Każda kolizja lub wypadek drogowy wiążą się z mniejszym lub większym uszkodzeniem samochodu. Każda szkoda z kolei sprawia, że wartość naszego pojazdu spada, bo nie jest on już bezwypadkowy. Dodatkowo na rynku wtórnym samochodów jest bardzo duża konkurencja. Potencjalni nabywcy mają setki różnych pojazdów do wyboru, więc jak to się mówi, mogą wybierać i przebierać do woli w poszukiwaniu jak najlepszego egzemplarza. Mając do wyboru samochód bezwypadkowy lub wypadkowy, kupujący w większości przypadków wybierze ten pierwszy.
Potencjalni nabywcy nie kupują już samochodów na rynku wtórnym w ciemno wierząc w każde słowo kupującego. Większość osób jadąc oglądać pojazd, którym są zainteresowani bierze ze sobą znajomego mechanika lub kogoś, kto hobbystycznie interesuje się samochodami. Przyznam się, że ja również nigdy nie kupiłabym sama samochodu bez poradzenia się kogoś znającego się na tym temacie. Obecnie kupując samochód mamy możliwość zbadania grubości lakieru w celu sprawdzenia, czy jest on oryginalny, czy może pewne elementy były już lakierowane z powodu wcześniejszych uszkodzeń. Dodatkowo w internecie można znaleźć strony, na których wpisując numer VIN pojazdu dowiadujemy się podstawowych informacji dotyczących historii pojazdu.

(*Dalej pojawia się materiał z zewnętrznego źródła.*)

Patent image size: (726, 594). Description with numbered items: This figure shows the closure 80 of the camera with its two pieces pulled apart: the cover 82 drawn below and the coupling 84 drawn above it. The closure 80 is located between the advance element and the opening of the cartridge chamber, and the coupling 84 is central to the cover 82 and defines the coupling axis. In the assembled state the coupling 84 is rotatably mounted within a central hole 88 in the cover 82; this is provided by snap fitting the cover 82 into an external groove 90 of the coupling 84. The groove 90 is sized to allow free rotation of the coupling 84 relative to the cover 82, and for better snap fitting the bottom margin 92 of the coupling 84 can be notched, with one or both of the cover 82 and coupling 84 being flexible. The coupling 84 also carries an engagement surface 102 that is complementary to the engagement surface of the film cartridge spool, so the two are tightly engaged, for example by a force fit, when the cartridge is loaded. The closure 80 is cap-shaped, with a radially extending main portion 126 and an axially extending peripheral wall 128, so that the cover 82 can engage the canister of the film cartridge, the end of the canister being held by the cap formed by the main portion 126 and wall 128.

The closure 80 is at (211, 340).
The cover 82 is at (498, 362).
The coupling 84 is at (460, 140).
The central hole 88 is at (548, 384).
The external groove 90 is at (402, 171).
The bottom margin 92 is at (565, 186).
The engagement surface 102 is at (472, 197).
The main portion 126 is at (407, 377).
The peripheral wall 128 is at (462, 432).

Reasumując, przebytej kolizji czy wypadku drogowego nie da się ukryć przed ewentualnym kupującym. Każda szkoda, a tym bardziej pierwsza szkoda zmieniająca pojazd bezwypadkowy w wypadkowy zaniża wartość rynkową pojazdu. Zgłaszając szkodę do ubezpieczyciela OC sprawcy można zawalczyć o odszkodowanie z tytułu utraty rynkowej wartości pojazdu, jednakże nie we wszystkich przypadkach uzyskanie takiej rekompensaty jest możliwe.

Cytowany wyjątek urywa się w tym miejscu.